Everyone is ready. The countdown begins. Hundreds of people dressed in colourful clothes simultaneously turn on their tracking apps/watches and run under the starting arch. 

This is it. You are finally doing it, you are doing a race surrounded by hundreds of people all striving for the same goal. After side-stepping your way past the initial swarm, you find a group that matches your pace and settle into a rhythm. Spurred on by the sound of thousands of footsteps pounding the pavement and the crowd cheering you on, you begin to take it all in. What a rush!

Step 5: The Wall 

Half way through now and things are going well. You feel like a marathon runner on TV as you speed past the water station, seamlessly grabbing a water or energy drink. Running and drinking without spilling the whole lot is a special skill in itself. 

Then all of a sudden, you hit ‘The Wall’. You’ve heard about it in hushed tones in running folklore, but there’s never any warning. A sudden disconnect between your brain and body. Your perspective of time and distance becomes warped as the fatigue suddenly locks down your limbs. The prospect of running the next 100m seems like an entire marathon. The idea of finishing the race seems a complete impossibility.

Step 6: Second Wind

Out of nowhere, you feel a tap on the shoulder. Bent double, you look up and see another runner, a complete stranger, cheering you on. You give them a tired, approving nod and dig deep one more time. A cheer from the crowd urges you on, giving you yet another energy boost. That 90’s power ballad you guiltily added to your playlist comes on. You find another gear and power on. The wind is back in your sails. You can do this.  

Step 7: The Finish

Soon, without really knowing how, the end is in sight. You may choose to take it slow through the final section, soaking up the applause and adulation of the crowd like a golfer on the 18th at Augusta. Alternatively you may break into a sprint, showing your enduring fitness and reaching your target time. 

Whatever method you choose, there is simply no better feeling than crossing the finish line. It is joy, relief and pain all rolled into one. Weeks of self-doubt, sacrifice, and struggle have built up to this point, so you have earned the right to congratulate yourself. 

You make your way through the finish area, being congratulated by and congratulating everyone that has made it as well. A communal sense of achievement fills the air. Everyone has had their own experience, but you’ve come through the same battle. 

With your finisher’s medal draped around your neck, you set off to find your family and friends in the crowd. A well done and a quick hug (it is unlikely you smell your freshest) is followed by a well deserved trip out to lunch, where you continue to wear your medal, ensuring everyone knows what you have just achieved. 

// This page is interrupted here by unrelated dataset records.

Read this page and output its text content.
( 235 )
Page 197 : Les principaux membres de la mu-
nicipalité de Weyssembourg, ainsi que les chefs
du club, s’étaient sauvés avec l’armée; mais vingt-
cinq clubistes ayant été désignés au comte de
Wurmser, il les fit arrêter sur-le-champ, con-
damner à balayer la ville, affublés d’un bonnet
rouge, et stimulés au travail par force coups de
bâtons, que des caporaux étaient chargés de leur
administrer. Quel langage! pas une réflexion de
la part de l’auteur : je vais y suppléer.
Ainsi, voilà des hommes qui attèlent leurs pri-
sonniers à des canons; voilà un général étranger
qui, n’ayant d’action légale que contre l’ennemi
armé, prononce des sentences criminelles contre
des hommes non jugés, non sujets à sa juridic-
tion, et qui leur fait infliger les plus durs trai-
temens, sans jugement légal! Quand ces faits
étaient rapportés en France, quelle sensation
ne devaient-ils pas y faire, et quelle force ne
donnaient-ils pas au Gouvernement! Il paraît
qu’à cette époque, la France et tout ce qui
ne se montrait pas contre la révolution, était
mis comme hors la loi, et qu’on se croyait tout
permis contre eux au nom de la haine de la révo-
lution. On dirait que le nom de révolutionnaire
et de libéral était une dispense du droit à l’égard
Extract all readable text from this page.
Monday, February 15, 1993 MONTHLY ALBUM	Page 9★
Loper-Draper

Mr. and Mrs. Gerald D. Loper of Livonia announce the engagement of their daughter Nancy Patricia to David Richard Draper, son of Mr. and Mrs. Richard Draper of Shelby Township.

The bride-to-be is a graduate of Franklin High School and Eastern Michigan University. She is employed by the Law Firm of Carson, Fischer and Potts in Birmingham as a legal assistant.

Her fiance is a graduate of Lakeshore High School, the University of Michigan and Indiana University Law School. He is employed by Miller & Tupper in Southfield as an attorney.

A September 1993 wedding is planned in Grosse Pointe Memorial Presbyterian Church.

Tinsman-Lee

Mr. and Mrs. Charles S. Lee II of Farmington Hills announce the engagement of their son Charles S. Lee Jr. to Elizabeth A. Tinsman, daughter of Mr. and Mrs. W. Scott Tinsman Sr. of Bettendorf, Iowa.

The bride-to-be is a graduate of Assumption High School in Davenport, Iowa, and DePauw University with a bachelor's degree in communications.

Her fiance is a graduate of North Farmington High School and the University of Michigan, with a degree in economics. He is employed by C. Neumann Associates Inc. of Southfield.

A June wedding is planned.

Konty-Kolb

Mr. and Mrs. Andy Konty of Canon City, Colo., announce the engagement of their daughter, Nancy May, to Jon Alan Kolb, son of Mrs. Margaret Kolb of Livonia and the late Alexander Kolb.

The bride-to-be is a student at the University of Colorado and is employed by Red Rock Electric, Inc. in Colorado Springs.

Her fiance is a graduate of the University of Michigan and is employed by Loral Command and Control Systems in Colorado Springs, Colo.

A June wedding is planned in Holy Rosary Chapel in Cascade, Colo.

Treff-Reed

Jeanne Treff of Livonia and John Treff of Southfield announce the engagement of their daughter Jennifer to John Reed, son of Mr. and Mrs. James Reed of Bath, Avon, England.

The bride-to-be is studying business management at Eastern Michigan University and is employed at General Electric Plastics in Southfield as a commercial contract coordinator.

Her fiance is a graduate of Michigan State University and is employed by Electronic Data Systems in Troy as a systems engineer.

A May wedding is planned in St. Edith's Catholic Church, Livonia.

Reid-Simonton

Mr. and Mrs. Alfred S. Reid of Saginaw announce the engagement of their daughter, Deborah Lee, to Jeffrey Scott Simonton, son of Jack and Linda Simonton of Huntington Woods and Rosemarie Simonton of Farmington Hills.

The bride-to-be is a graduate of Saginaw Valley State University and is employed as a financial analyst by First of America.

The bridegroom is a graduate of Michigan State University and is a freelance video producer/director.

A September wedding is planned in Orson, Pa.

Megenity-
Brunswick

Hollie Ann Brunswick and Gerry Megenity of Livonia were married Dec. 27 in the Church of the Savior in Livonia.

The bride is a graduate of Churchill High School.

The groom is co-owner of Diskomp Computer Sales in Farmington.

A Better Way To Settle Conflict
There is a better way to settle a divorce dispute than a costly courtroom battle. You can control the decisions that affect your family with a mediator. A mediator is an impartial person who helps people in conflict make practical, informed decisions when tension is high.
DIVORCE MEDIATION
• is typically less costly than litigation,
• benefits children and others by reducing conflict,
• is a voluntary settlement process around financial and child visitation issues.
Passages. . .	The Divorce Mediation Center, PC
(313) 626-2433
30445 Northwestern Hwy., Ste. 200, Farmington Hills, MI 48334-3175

Step 8: Later that Evening

Sitting on the sofa, riding the endorphin high and still wearing your medal, you reminisce about the day’s events. Despite the ache gently taking over your muscles (this will last for a couple of days, but it’ll get you sympathy in the office), you realise that you’ve actually quite enjoyed your experience. There’s a voice at the back of your head telling you that you want to do it all over again or maybe you want to find a new challenge. You open up your laptop, and start searching for your next event.